To exploit these existing and developing transparencies, we must also advance our short-term strategy by enhancing our ability to identify, disrupt and dismantle terrorist and criminal organizations.  We are pursuing a number of priorities, both domestically and internationally, to advance this goal.

Treasury will continue to develop terrorist financing targeting strategies for priority regions and terrorist organizations, in addition to supporting the targeting strategies against narco-traffickers through the OCDETF Drug Fusion Center,.  We will continue applying and executing these strategies through our designation authorities under Executive Order 13224 and Section 311, acting together with the international community whenever possible, but acting unilaterally whenever necessary and appropriate to protect our financial system from identifiable high risk targets.  We are particularly focused on identifying opportunities to apply Section 311 against those foreign banks that either facilitate money laundering or ignore their responsibilities as gatekeepers to the international financial system. 
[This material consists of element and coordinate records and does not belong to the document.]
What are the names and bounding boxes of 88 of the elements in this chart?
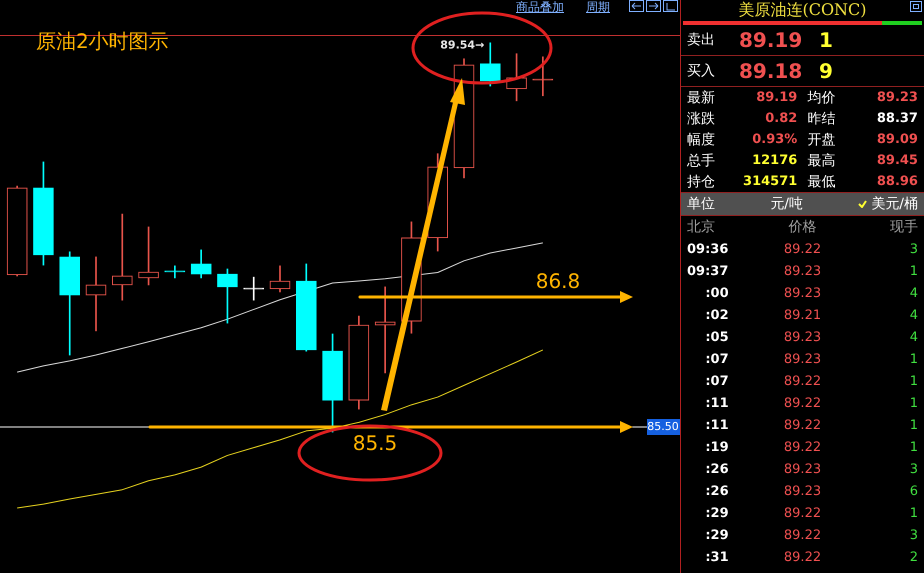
text: 4: [908, 330, 918, 344]
text: :05: [704, 330, 730, 344]
text: 现手: [890, 218, 918, 236]
text: 3: [908, 528, 918, 542]
text: :29: [704, 528, 730, 542]
text: 最低: [806, 172, 837, 190]
text: 商品叠加: [516, 0, 564, 16]
text: 89.09: [876, 132, 918, 147]
text: 09:36: [687, 242, 730, 256]
text: 2: [908, 550, 918, 564]
text: 12176: [751, 153, 798, 168]
text: 89.21: [782, 308, 822, 322]
text: 元/吨: [770, 195, 803, 213]
text: 买入: [687, 62, 716, 80]
text: 3: [908, 462, 918, 476]
candlestick: [138, 226, 159, 286]
text: :02: [704, 308, 730, 322]
text: 89.22: [782, 374, 822, 388]
chart-title: 原油2小时图示: [36, 28, 169, 55]
text: 4: [908, 286, 918, 300]
text: 09:37: [687, 264, 730, 278]
text: 1: [819, 28, 833, 52]
text: 总手: [687, 152, 716, 170]
text: 0.82: [764, 111, 798, 126]
annotation: 85.5: [352, 431, 398, 456]
text: 1: [908, 506, 918, 520]
text: :00: [704, 286, 730, 300]
candlestick: [217, 268, 238, 324]
text: 北京: [687, 218, 715, 236]
text: :19: [704, 440, 730, 454]
text: 最新: [687, 88, 716, 106]
text: 89.22: [782, 418, 822, 432]
text: 1: [908, 440, 918, 454]
text: :11: [704, 396, 730, 410]
text: 314571: [742, 174, 798, 189]
text: 89.18: [739, 59, 804, 83]
text: 1: [908, 418, 918, 432]
text: 美原油连(CONC): [737, 0, 868, 21]
text: 1: [908, 396, 918, 410]
text: 89.23: [876, 90, 918, 105]
text: 0.93%: [751, 132, 798, 147]
text: 89.23: [782, 352, 822, 366]
text: 持仓: [687, 172, 716, 190]
text: 4: [908, 308, 918, 322]
text: 3: [908, 242, 918, 256]
candlestick: [86, 256, 106, 332]
text: :11: [704, 418, 730, 432]
text: 昨结: [806, 110, 837, 128]
annotation: 86.8: [536, 269, 580, 294]
text: 最高: [806, 152, 837, 170]
annotation: 89.54→: [440, 38, 484, 52]
text: :26: [704, 484, 730, 498]
text: 单位: [687, 195, 715, 213]
text: :07: [704, 352, 730, 366]
text: 89.22: [782, 242, 822, 256]
text: 89.22: [782, 440, 822, 454]
text: 89.22: [782, 528, 822, 542]
text: 89.22: [782, 550, 822, 564]
text: 89.23: [782, 462, 822, 476]
text: :26: [704, 462, 730, 476]
text: 价格: [788, 218, 816, 236]
text: 88.37: [876, 111, 918, 126]
text: 89.23: [782, 264, 822, 278]
text: 89.23: [782, 484, 822, 498]
text: :29: [704, 506, 730, 520]
text: 89.19: [739, 28, 804, 52]
text: 幅度: [687, 130, 716, 148]
text: 美元/桶: [871, 195, 918, 213]
text: 1: [908, 264, 918, 278]
text: 89.45: [876, 153, 918, 168]
text: 89.23: [782, 286, 822, 300]
text: 9: [819, 59, 833, 83]
text: 卖出: [687, 31, 716, 49]
text: :31: [704, 550, 730, 564]
text: 89.23: [782, 330, 822, 344]
text: 1: [908, 352, 918, 366]
text: 1: [908, 374, 918, 388]
text: 开盘: [806, 130, 837, 148]
text: 均价: [806, 88, 837, 106]
text: 89.19: [755, 90, 798, 105]
text: 88.96: [876, 174, 918, 189]
text: 85.50: [647, 420, 679, 433]
text: 89.22: [782, 396, 822, 410]
text: 6: [908, 484, 918, 498]
text: :07: [704, 374, 730, 388]
text: 涨跌: [687, 110, 716, 128]
text: 89.22: [782, 506, 822, 520]
text: 周期: [586, 0, 610, 16]
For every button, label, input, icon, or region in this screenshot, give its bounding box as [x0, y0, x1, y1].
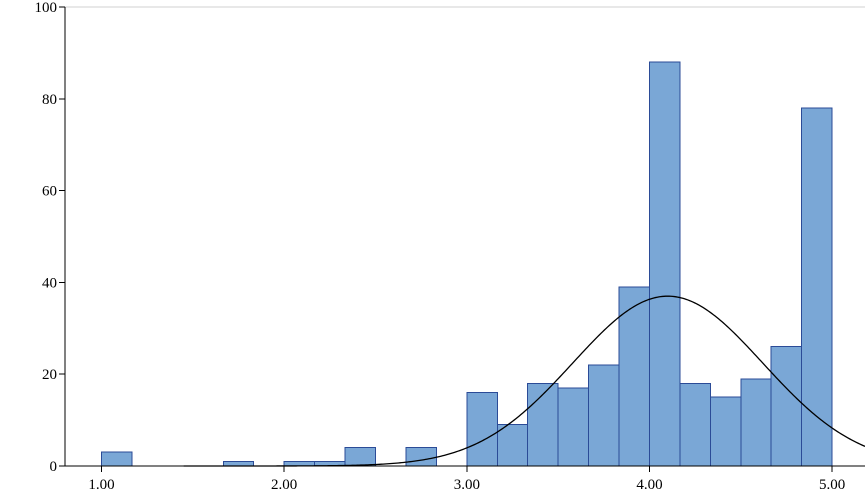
histogram-bar	[557, 387, 590, 467]
histogram-bar	[709, 396, 742, 467]
histogram-bar	[679, 382, 711, 467]
x-axis-ticks: 1.00 2.00 3.00 4.00 5.00	[88, 466, 845, 493]
x-tick-label: 1.00	[88, 477, 114, 493]
x-tick-label: 5.00	[819, 477, 845, 493]
histogram-bar	[740, 378, 772, 467]
histogram-bar	[618, 286, 650, 467]
histogram-bar	[405, 447, 437, 467]
histogram-bar	[588, 364, 620, 467]
y-tick-label: 100	[35, 0, 58, 16]
histogram-bar	[496, 424, 529, 467]
y-tick-label: 40	[42, 275, 57, 291]
x-tick-label: 2.00	[271, 477, 297, 493]
x-tick-label: 3.00	[454, 477, 480, 493]
y-tick-label: 60	[42, 184, 57, 200]
histogram-bar	[222, 460, 255, 467]
y-tick-label: 20	[42, 367, 57, 383]
y-axis-ticks: 0 20 40 60 80 100	[35, 0, 65, 475]
x-tick-label: 4.00	[636, 477, 662, 493]
histogram-bar	[101, 451, 133, 467]
histogram-bars	[101, 61, 833, 467]
histogram-bar	[527, 382, 559, 467]
histogram-bar	[801, 107, 833, 467]
histogram-bar	[648, 61, 681, 467]
axes	[64, 7, 865, 467]
y-tick-label: 80	[42, 92, 57, 108]
histogram-bar	[344, 447, 377, 467]
histogram-bar	[466, 392, 498, 467]
histogram-bar	[770, 346, 803, 467]
y-tick-label: 0	[50, 459, 58, 475]
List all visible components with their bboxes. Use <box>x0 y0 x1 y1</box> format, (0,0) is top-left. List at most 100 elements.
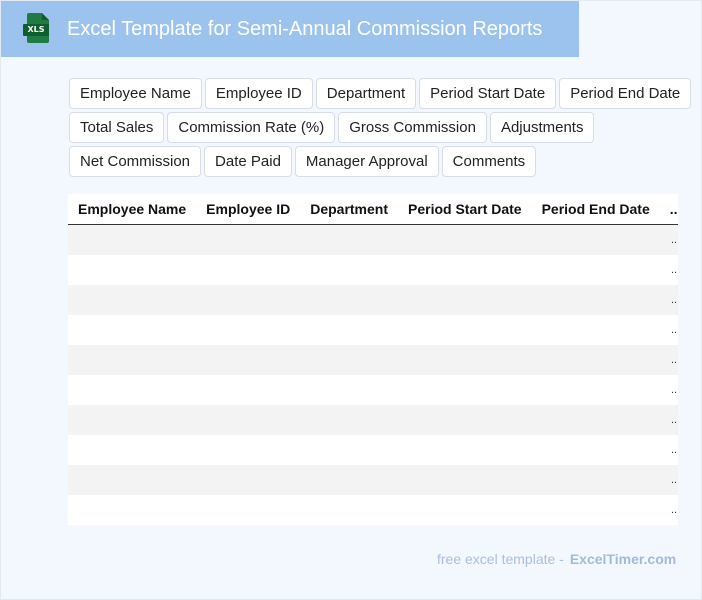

Internationally, we are focusing our efforts on achieving greater European cooperation and support for our terrorist financing designations.  We are capitalizing on our progress in improving and clarifying international standards for freezing terrorist-related assets under FATF Special Recommendation III by:  (i) pursuing bilateral and multilateral efforts to reform the EU Clearinghouse process, and (ii) encouraging national implementation of UN member state obligations under United Nations’ Security Council Resolution 1373. 

These long-term and short-term initiatives are complementary and address the priority challenges that we face in the campaign against terrorist financing and money laundering.  Moreover, these initiatives capitalize on the progress we have achieved to date, and on the relationships that we have forged in the inter-agency and international communities, as well as in the private sector, over the course of our sustained campaign. 

I will be happy to answer any questions you may have.